著者の専門は物理学なので,論議のウェイトが物理学に置かれることは自然だろう.しかし,同じ自然科学の中でも性格のちがいは考慮されるべきだろう.無事に「本質」を捨てることができた物理学のような科学もあるが,その一方で「本質」を概念的にひきずったまま現在にいたる生物学のような科学もあるからだ.本書で扱われてきたテーマは生物学にウェイトを置いて論じるとしたら,別の文脈が見えてくるかもしれない.

著者のいう「自然にたいする畏れ」というのは,ヒトとしての現象世界(the phenomenal world)に関する認知的知識体系に関わる.自然誌の世界では,認知的分類体系の枠を越える博物学的知識が流入してきた時点で,ナイーヴな認知カテゴリー化では処理しきれず,分類の方法論に関する論議をせざるを得なくなった.リンネ以後の博物学者たちは,「自然にたいする畏れ」などと言ってはいられなくなったということだろう.増大し続ける情報量のもとで,ヒトとしての素朴な世界認識論をもちだしてもおそらく何の効力ももたないだろう.「自然にたいする畏れ」が効力を持ち得るのは現象世界が十分に狭いときにかぎられるだろうから,そういう世界に戻りましょうという究極の回帰を求めているとしたら話は別だが.

—— ということで,本書全体を通して,科学的知識のヨーロッパ社会の中での「動き」についてはとてもよく理解できるし,「一六世紀文化革命」なるものの果たしたであろう役割についても説得力がある.ただし,現代科学の抱える根本的問題の解決として,「一六世紀文化革命」当時の世界観をもちだすところはいただけない.それ以外の部分についてはとても広汎なスケールをもった議論が書き綴られているのだが,将来への著者のヴィジョンということになると,とたんに「物理学」にしか目を向けていないように感じられる.この落差はきわめて鮮明で,科学を論じることの難しさを逆に感じ取ってしまう.奇矯なコメントではない.「自然にたいする畏れ」という観念それ自体の背後にある進化心理的な基盤を考えれば,それを安直にもちだすことは最初からできない相談だ.それは再評価されるようなものではなく,ずっと昔からビルトインされていて,その意味で中世的心性(もっと遡ってもいいだろう)はわれわれの中に生き続けているのだから.

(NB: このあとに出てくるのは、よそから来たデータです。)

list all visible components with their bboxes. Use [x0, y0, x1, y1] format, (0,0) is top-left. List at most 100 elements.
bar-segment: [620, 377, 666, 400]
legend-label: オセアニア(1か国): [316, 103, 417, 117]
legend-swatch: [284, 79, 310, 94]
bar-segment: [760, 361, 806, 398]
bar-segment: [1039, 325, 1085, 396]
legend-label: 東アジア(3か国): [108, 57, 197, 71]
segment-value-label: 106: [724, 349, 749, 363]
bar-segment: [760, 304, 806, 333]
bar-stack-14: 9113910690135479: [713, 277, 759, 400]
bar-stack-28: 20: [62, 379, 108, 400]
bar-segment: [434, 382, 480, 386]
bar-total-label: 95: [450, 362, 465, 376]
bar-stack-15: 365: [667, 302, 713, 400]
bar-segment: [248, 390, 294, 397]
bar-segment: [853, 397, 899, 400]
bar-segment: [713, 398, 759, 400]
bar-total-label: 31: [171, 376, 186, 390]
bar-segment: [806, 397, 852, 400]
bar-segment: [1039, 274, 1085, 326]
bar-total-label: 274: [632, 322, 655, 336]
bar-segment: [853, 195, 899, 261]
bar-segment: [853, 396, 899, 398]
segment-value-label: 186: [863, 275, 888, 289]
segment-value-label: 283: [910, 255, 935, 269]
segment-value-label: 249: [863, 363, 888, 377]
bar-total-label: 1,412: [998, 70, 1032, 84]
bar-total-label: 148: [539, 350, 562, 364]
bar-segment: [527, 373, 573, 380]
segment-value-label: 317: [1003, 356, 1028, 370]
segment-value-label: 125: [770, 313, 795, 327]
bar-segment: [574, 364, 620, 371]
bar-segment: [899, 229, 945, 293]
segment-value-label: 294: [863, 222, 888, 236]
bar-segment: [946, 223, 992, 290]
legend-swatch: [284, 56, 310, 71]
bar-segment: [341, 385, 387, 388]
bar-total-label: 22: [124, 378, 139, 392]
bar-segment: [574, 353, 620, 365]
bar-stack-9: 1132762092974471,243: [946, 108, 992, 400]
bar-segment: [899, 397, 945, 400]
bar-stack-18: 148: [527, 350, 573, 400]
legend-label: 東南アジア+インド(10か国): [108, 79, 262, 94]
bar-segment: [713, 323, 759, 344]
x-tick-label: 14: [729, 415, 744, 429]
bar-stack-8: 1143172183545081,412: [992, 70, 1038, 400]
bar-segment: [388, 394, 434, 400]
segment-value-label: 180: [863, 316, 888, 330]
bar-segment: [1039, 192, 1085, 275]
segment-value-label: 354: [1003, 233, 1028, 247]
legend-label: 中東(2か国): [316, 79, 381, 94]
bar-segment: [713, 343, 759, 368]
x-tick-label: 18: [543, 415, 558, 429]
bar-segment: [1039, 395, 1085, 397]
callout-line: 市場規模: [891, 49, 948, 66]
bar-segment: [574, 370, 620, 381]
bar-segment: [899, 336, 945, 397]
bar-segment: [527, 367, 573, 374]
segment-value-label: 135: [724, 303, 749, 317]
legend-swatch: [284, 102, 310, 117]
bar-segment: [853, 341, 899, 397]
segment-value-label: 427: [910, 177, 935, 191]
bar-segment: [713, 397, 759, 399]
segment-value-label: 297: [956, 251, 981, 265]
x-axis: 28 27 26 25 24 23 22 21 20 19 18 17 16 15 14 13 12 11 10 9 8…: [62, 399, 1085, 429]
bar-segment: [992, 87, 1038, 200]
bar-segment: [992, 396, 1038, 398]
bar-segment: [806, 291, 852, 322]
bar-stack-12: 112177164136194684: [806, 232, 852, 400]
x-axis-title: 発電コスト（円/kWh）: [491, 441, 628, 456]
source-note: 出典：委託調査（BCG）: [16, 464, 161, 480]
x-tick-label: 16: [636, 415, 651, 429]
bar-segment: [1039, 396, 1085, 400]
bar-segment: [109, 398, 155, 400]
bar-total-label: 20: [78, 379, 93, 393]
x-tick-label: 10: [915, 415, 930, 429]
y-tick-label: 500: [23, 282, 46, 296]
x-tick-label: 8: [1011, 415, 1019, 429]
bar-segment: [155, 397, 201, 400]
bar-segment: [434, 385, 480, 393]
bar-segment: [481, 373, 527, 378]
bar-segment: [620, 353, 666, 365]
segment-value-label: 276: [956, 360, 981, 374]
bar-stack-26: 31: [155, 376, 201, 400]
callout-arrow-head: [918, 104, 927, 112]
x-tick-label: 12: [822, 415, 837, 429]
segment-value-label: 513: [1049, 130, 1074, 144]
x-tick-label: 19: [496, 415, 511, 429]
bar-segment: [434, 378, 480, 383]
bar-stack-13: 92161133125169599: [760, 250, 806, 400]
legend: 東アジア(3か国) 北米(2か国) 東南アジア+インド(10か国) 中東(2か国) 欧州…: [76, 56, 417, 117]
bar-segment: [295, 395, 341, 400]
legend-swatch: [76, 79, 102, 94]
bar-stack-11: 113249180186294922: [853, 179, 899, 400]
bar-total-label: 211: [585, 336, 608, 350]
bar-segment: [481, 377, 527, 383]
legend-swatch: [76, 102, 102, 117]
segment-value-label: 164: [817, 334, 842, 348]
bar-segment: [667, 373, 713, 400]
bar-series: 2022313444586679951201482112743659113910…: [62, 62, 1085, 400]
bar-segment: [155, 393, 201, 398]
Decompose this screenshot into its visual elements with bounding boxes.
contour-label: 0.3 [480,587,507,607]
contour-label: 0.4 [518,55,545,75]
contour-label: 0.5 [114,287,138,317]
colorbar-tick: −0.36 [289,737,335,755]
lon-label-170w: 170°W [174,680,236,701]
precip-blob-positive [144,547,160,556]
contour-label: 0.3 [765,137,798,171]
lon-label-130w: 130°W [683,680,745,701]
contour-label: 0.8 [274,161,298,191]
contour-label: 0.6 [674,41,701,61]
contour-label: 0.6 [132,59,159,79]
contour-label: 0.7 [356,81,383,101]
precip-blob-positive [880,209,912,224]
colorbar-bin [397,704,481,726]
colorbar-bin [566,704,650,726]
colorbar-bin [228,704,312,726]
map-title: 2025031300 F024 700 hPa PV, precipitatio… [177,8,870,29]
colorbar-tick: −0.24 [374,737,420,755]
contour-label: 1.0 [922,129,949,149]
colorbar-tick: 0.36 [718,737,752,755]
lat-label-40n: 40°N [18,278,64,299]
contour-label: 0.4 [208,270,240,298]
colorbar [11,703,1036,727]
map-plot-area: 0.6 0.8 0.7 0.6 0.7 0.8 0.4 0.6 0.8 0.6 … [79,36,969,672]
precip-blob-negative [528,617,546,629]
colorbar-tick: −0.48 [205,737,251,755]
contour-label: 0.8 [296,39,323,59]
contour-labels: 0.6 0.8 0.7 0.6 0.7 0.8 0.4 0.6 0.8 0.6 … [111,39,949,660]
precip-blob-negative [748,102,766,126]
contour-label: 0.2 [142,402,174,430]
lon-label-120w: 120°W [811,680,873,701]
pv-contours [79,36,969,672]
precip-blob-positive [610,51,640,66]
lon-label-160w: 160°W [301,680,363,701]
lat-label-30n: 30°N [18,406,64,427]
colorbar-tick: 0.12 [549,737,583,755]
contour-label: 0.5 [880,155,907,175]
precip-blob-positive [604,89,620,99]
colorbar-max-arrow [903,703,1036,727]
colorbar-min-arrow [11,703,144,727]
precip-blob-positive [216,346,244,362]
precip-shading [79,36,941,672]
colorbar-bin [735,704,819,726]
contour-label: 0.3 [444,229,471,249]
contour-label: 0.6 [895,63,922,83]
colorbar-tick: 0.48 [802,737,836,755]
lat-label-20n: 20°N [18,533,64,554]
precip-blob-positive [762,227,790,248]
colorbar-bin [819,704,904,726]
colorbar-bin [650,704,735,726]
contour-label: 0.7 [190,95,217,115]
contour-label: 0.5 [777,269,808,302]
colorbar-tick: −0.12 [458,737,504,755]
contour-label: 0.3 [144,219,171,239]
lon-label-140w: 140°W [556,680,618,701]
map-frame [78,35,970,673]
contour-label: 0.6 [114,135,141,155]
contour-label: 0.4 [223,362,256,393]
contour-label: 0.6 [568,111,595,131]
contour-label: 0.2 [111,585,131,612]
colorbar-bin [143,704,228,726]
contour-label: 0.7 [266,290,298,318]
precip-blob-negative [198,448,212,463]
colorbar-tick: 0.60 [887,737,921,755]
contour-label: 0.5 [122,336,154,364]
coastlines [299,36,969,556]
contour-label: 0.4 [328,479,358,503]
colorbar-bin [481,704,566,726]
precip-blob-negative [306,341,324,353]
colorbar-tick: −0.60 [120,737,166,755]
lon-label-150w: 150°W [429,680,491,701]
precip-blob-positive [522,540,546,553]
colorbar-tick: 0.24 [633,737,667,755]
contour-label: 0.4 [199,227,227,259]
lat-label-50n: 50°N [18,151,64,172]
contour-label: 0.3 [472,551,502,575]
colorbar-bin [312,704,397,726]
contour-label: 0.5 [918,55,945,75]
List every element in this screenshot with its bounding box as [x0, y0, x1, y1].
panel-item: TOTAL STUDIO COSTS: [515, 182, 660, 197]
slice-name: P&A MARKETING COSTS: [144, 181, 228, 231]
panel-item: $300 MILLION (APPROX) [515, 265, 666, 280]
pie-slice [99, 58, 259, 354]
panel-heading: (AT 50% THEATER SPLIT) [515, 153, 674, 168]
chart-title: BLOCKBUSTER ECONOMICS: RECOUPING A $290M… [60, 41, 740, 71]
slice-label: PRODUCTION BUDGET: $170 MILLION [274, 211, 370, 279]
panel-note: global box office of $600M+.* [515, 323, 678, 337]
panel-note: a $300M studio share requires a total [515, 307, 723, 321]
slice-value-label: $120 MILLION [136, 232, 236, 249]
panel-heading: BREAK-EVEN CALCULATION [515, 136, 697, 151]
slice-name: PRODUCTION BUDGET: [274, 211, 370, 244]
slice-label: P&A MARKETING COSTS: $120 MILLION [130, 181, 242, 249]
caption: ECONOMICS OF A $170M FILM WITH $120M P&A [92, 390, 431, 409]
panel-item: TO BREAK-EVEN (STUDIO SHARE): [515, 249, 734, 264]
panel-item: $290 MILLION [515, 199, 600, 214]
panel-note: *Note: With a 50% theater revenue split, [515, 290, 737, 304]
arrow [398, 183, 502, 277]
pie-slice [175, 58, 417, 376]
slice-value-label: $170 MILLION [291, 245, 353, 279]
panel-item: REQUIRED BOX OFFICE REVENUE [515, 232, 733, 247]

本書は4年前の前著:山本義隆磁力と重力の発見(1, 2, 3)』(2003年5月22日刊行, みすず書房ISBN:4622080311 / ISBN:462208032X / ISBN:4622080338目次書評1書評2書評3)に続く,科学史の大著だ.前著を読み通すだけの体力のある読者ならば本書もきっと楽しめるだろう.